Mister Bazalgette was beaming with delight. Yes, he was an enthusiast for sure. A man who liked numbers and wheels and machinery, and quite possibly sewers. Mister Bazalgette, Dodger thought, might just be a gift from the Lady. ‘You must surely know,’ Bazalgette burbled, as if reading his mind, ‘although perhaps you don’t, that the first people to undertake the work of building these sewers were the Romans. Indeed they believed in a goddess of the sewers, whom I believe is commonly known as “the Lady” and gave her a name – Cloacina. You may be interested to learn that not so long ago a gentleman here in England called Matthews wrote a poem to her, following the example of the Romans, imploring her to help him with – how can I put it? – a way to make smoother his bodily functions, which the poem suggests were something of a morning trial to him.’
From what Dodger had heard, the Romans were sharp coves and had built other things besides sewers, like roads. But now, without any warning, it turned out that they had also worshipped the Lady. Those Romans, according to Solomon, were tough and rough and merciless if you went up against them . . . and they had believed in the Lady. Well now, Dodger had prayed to the Lady to be sure, but he was never, well, definite when he did – sort of only half believing. Now it turned out that all those big warriors were once upon a time in this city kneeling down to her to make their richards a bit more squishy. There could be no better endorsement. Now more than ever, Dodger – admittedly via a roundabout route – was a believer.
Mister Bazalgette was coughing. ‘Are you all right, Mister Dodger?’ he queried. ‘You looked a bit far away for a while.’
Dodger hustled back to reality, smiled at the man and said, ‘Everything is fine, sir.’

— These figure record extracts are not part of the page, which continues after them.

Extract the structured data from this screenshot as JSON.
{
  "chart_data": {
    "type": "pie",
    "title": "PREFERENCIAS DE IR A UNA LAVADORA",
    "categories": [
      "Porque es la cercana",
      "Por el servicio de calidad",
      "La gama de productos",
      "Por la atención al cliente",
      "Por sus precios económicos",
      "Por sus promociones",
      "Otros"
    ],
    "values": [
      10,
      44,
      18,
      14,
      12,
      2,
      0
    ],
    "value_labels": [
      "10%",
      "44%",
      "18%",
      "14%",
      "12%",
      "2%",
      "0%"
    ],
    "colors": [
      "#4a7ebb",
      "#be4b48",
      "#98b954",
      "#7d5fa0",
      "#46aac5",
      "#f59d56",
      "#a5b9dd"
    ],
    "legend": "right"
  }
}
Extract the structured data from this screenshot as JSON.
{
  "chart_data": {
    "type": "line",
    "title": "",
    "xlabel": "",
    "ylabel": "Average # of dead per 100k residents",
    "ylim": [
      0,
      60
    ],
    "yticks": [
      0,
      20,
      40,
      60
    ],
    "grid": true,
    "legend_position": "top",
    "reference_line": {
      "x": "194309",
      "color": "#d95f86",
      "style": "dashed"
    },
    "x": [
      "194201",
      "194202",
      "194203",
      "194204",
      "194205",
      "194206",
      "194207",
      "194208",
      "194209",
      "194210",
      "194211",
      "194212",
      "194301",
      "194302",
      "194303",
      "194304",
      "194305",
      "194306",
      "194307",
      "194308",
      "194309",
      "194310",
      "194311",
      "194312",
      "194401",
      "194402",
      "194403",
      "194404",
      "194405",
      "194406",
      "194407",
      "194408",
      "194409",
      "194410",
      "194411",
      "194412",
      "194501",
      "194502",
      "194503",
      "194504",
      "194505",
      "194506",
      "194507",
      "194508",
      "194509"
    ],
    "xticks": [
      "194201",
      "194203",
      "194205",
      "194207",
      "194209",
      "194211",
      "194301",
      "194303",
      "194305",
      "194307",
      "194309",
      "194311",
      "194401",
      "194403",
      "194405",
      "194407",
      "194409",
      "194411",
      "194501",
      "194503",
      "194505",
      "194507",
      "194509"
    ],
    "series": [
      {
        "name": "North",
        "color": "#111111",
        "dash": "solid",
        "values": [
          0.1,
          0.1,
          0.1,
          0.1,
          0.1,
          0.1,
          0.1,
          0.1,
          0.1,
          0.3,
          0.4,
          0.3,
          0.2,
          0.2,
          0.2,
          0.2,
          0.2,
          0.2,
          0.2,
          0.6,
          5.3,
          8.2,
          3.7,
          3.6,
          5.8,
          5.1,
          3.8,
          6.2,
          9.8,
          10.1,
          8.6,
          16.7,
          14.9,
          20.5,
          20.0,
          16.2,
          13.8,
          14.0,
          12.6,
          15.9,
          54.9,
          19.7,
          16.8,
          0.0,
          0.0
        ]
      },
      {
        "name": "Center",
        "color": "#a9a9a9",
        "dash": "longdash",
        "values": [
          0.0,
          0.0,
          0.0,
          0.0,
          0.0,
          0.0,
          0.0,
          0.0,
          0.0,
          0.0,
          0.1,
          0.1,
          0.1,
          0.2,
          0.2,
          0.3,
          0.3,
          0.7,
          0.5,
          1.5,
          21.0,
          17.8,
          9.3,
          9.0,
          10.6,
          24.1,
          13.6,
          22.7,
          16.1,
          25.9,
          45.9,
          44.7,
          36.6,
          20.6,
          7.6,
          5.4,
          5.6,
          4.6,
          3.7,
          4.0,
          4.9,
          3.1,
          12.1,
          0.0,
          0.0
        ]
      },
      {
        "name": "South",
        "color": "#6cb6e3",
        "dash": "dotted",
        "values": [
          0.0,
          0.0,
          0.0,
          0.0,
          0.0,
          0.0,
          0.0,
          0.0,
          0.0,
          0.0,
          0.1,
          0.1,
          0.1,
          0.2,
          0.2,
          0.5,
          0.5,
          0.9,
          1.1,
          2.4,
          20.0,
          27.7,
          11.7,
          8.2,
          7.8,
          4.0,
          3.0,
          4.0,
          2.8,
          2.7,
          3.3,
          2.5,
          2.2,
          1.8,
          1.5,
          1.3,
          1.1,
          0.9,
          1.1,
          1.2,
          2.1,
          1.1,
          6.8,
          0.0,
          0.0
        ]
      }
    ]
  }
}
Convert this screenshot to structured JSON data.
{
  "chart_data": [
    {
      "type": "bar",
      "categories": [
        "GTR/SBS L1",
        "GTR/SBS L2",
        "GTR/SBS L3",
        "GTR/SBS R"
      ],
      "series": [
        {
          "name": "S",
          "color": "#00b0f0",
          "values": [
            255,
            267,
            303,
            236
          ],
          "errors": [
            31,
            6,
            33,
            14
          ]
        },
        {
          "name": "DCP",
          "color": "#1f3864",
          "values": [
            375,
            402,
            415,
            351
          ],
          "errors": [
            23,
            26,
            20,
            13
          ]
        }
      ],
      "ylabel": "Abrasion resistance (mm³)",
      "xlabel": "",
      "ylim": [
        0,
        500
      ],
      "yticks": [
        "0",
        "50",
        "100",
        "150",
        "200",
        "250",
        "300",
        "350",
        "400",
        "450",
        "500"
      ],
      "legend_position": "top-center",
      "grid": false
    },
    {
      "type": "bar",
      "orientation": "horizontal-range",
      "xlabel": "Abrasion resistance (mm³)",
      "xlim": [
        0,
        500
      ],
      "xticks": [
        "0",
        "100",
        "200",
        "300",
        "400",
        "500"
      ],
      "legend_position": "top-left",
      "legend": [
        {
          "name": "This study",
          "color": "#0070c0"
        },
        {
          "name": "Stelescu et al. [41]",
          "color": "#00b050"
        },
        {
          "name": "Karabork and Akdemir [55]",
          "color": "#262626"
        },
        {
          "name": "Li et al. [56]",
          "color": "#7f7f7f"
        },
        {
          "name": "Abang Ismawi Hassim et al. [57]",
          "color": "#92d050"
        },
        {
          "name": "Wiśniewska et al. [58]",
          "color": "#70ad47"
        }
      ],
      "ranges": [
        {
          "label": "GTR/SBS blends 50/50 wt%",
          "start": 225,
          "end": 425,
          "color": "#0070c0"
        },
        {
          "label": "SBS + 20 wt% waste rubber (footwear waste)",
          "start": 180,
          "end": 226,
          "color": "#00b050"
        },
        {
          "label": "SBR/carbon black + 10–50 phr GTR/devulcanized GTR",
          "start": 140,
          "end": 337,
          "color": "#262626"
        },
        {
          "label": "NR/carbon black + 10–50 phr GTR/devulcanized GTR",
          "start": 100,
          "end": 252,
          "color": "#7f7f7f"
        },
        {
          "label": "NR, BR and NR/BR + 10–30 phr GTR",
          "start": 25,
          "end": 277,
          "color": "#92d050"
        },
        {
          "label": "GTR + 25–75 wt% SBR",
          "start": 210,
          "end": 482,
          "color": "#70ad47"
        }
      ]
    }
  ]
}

Then a hand dropped on his shoulder, and gleefully Charlie said, ‘Excuse me, Mister Bazalgette, I thought I must remind our friend about that trip into the sewers. Benjamin too, because those of us who are his friends would love to see what the dapper chappie will make of the subterranean experience, especially if he slips over in it, and of course I sincerely hope that does not happen. I wonder what shoes he will wear?’ Charlie was smiling, in Dodger’s opinion with a certain touch of cheerful malice – not the nasty sort as such, but maybe the sort you use to tell one of your chums that he is getting too big for his boots. Dodger wouldn’t mind betting that Charlie’s mind was suggesting that the sewer excursion could just possibly be very entertaining as well as instructive.
As people milled around him saying their goodbyes to one another, Dodger said to Charlie, ‘I expect you gentlemen are all very busy, so for this trip let us meet at The Lion in Seven Dials. It won’t be a difficult walk from there to where we start and you could keep the growler there. The day after tomorrow, wasn’t it? Maybe seven o’clock? The sunlight will be low and you will be amazed how far it reaches into the sewers, like it was trying to fill them up.’ Then he added, ‘No offence to you, gentlemen, but if I take you down there and something nasty happens to any of you, I will be very upset and so will you. So I’ll do a little walk around there early in the day to make sure there ain’t going to be any problems because you never know. So, if it ain’t on, I’ll make shift to let you know so that it’s postponed.’